RL Training with AgentTrainer
Training in rLLM uses reinforcement learning algorithms to update agent policies based on rewards. This page explains the training architecture, available algorithms, and how to configure and run training jobs.
Overview
The AgentTrainer is the high-level interface for training reinforcement learning agents in rLLM. It provides a simplified API that wraps the underlying training infrastructure (verl), allowing you to train custom agents in custom environments without directly managing the complex distributed training setup.
Architecture
Core Components
The AgentTrainer orchestrates several key components:
- Agent: The learning policy that generates actions based on observations
- Environment: The task environment that provides observations and rewards
- RL Trainer: The underlying reinforcement learning algorithm implementation
Training Flow
The AgentTrainer serves as a wrapper over the training engine verl. When trainer.train() is called, the following process occurs:
Initialization: The system initializes the AgentPPOTrainer, which inherits from verl's RayPPOTrainer. We replace the original trajectory generation logic with rLLM's AgentExecutionEngine.

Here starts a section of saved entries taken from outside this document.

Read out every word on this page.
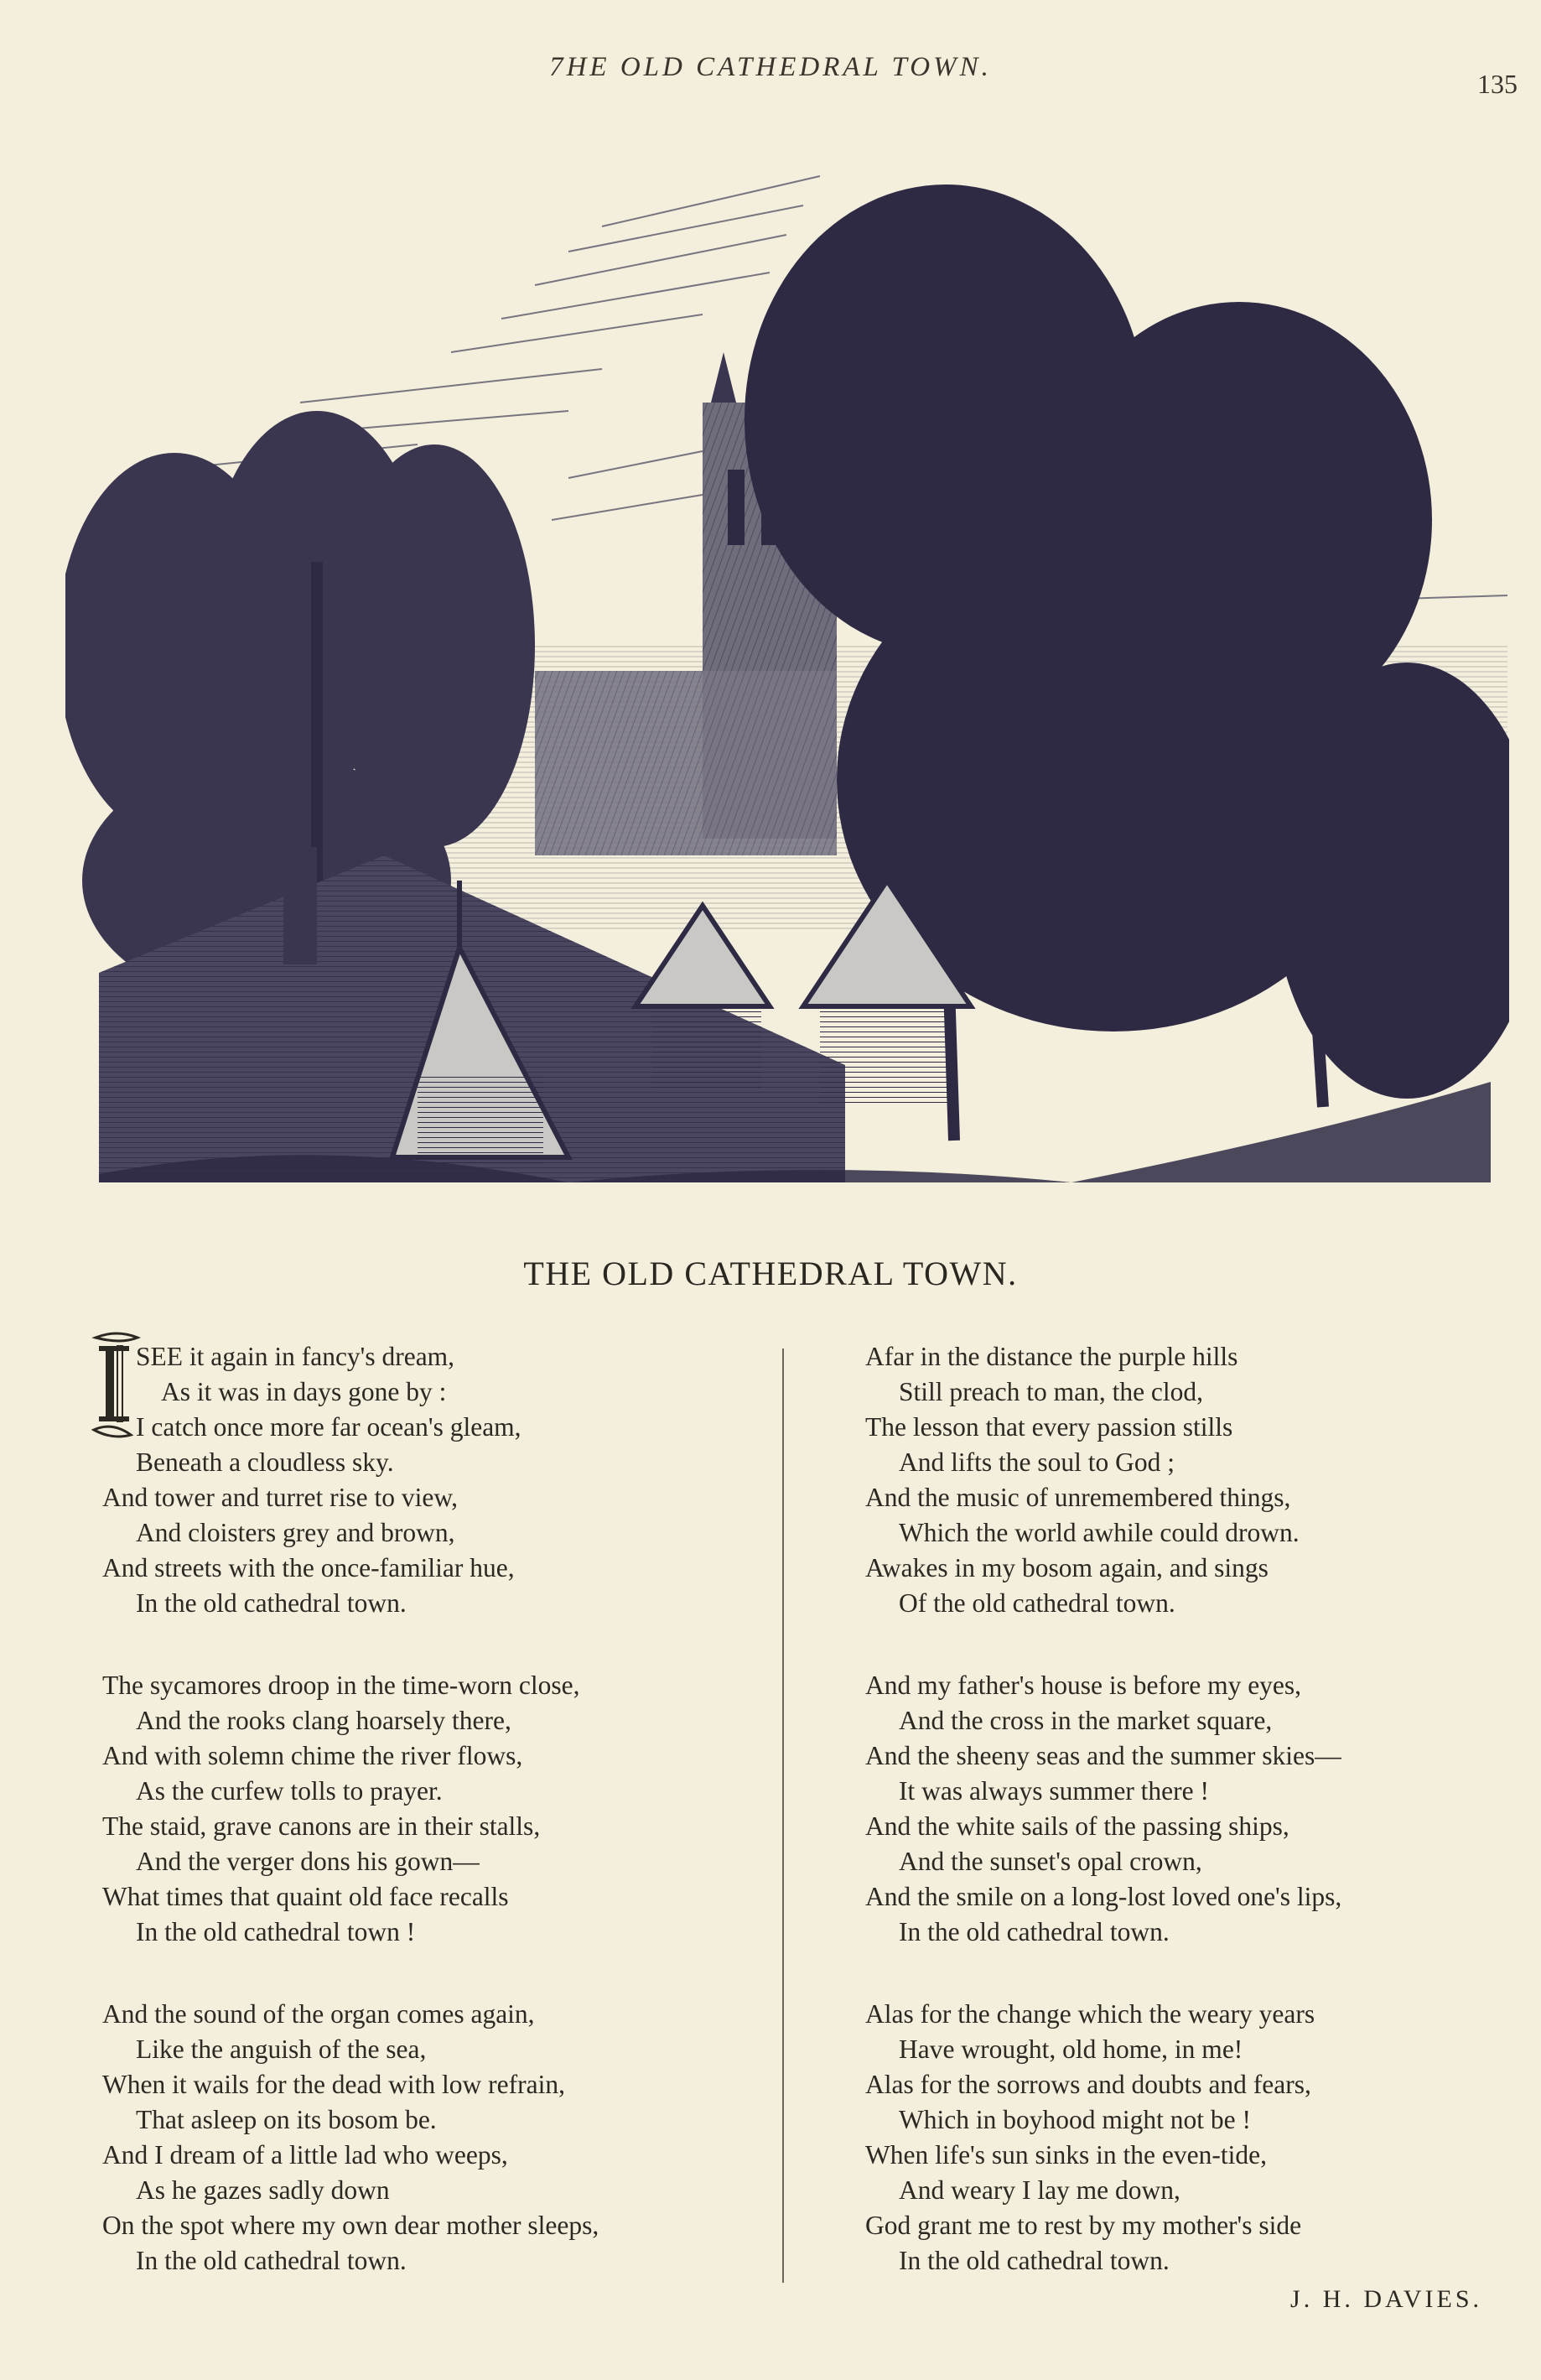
7HE OLD CATHEDRAL TOWN.
135
THE OLD CATHEDRAL TOWN.
I
SEE it again in fancy's dream,
As it was in days gone by :
I catch once more far ocean's gleam,
Beneath a cloudless sky.
And tower and turret rise to view,
And cloisters grey and brown,
And streets with the once-familiar hue,
In the old cathedral town.
The sycamores droop in the time-worn close,
And the rooks clang hoarsely there,
And with solemn chime the river flows,
As the curfew tolls to prayer.
The staid, grave canons are in their stalls,
And the verger dons his gown—
What times that quaint old face recalls
In the old cathedral town !
And the sound of the organ comes again,
Like the anguish of the sea,
When it wails for the dead with low refrain,
That asleep on its bosom be.
And I dream of a little lad who weeps,
As he gazes sadly down
On the spot where my own dear mother sleeps,
In the old cathedral town.
Afar in the distance the purple hills
Still preach to man, the clod,
The lesson that every passion stills
And lifts the soul to God ;
And the music of unremembered things,
Which the world awhile could drown.
Awakes in my bosom again, and sings
Of the old cathedral town.
And my father's house is before my eyes,
And the cross in the market square,
And the sheeny seas and the summer skies—
It was always summer there !
And the white sails of the passing ships,
And the sunset's opal crown,
And the smile on a long-lost loved one's lips,
In the old cathedral town.
Alas for the change which the weary years
Have wrought, old home, in me!
Alas for the sorrows and doubts and fears,
Which in boyhood might not be !
When life's sun sinks in the even-tide,
And weary I lay me down,
God grant me to rest by my mother's side
In the old cathedral town.
J. H. DAVIES.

Setup Phase: The AgentPPOTrainer performs the following setup:
- Sets up Ray workers for distributed model training
- Initializes the AgentExecutionEngine
- Loads the dataset and splits it into mini-batches
Training Loop: For each mini-batch:
- Data is passed to rLLM's AgentExecutionEngine
- The engine initializes agent-environment pairs to process the mini-batch in parallel
- Agent trajectories are collected through environment interactions
Update Phase: After a mini-batch is sampled:
- The trainer transforms trajectories into
verl's format - Gradient updates are performed using the collected trajectories
For more details, reference rllm/trainer/agent_ppo_trainer.py, where we implement our custom RL training flow for agents.
Basic Usage
Simple Training Setup
import hydra
from rllm.train.agent_trainer import AgentTrainer
from rllm.agents import YourCustomAgent
from rllm.environments import YourCustomEnvironment
from rllm.data import DatasetRegistry
@hydra.main(config_path="pkg://rllm.train.config", config_name="ppo_trainer")
def main(config):
# Load datasets
train_dataset = DatasetRegistry.load_dataset("your_dataset", "train")

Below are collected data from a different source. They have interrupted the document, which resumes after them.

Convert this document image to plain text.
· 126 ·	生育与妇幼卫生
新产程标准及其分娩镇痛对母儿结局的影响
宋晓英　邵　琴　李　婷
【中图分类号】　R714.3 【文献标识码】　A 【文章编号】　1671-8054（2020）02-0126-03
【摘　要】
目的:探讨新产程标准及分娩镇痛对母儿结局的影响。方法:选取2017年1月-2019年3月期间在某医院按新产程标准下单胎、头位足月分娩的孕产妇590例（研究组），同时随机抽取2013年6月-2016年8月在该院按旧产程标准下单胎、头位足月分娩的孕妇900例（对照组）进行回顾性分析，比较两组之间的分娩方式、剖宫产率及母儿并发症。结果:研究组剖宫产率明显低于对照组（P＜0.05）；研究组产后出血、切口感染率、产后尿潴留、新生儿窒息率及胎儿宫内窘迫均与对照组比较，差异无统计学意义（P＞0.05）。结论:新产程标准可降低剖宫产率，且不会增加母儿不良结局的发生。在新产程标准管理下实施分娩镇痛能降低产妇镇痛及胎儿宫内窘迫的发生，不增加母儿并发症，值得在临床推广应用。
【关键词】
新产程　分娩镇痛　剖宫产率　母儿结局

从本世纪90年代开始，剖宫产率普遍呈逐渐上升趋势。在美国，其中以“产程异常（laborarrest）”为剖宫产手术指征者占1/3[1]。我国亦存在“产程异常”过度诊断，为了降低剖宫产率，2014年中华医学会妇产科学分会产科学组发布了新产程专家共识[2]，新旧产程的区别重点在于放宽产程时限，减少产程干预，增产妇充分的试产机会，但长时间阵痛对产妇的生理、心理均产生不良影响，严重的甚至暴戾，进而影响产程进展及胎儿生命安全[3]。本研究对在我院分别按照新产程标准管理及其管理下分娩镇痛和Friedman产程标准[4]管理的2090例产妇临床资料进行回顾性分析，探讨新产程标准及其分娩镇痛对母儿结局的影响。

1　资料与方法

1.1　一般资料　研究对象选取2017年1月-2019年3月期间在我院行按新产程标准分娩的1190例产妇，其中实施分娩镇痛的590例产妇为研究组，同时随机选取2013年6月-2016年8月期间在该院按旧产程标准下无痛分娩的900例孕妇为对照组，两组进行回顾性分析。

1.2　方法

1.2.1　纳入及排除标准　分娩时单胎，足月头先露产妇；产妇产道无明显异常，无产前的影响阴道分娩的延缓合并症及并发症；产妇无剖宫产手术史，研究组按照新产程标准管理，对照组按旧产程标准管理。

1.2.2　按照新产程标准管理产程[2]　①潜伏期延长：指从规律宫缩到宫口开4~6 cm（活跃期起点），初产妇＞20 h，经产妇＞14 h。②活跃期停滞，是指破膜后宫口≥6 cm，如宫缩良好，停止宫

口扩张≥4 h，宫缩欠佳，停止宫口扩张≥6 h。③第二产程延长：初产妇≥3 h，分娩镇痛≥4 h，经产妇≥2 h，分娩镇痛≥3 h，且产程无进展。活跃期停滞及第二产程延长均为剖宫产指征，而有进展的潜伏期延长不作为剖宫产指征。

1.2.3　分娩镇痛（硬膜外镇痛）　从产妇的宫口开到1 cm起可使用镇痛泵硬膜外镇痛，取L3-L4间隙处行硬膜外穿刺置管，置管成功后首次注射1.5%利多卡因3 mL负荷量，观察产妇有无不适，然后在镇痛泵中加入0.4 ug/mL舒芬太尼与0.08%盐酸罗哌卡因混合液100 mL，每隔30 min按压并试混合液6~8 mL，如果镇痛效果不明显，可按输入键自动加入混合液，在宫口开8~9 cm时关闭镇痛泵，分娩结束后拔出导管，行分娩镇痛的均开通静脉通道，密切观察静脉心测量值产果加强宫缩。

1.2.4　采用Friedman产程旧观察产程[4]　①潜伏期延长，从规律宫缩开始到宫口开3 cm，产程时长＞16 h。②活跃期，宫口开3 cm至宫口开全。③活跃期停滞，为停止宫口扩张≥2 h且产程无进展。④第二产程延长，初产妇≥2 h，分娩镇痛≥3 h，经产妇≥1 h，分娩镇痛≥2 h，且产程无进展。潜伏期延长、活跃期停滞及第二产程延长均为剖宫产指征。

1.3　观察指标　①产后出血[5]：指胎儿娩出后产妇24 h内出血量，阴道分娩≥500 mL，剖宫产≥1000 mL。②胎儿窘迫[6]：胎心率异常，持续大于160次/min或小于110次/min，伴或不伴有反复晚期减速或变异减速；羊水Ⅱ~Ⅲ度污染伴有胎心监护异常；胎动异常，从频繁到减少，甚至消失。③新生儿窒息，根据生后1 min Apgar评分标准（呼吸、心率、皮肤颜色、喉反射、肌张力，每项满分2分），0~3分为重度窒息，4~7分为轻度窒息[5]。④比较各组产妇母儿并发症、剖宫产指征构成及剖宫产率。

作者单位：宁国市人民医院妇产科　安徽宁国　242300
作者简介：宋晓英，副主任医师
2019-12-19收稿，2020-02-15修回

val_dataset = DatasetRegistry.load_dataset("your_dataset", "test")
# Initialize trainer
trainer = AgentTrainer(
agent_class=YourCustomAgent,
env_class=YourCustomEnvironment,
agent_args={},
env_args={},
config=config,
train_dataset=train_dataset,
val_dataset=val_dataset,
)
# Start training
trainer.train()
Configuration
Main Configuration File
rLLM adopts the same configuration structure as verl's ppo_trainer.yaml, with additional rLLM-specific configurations for our AgentExecutionEngine.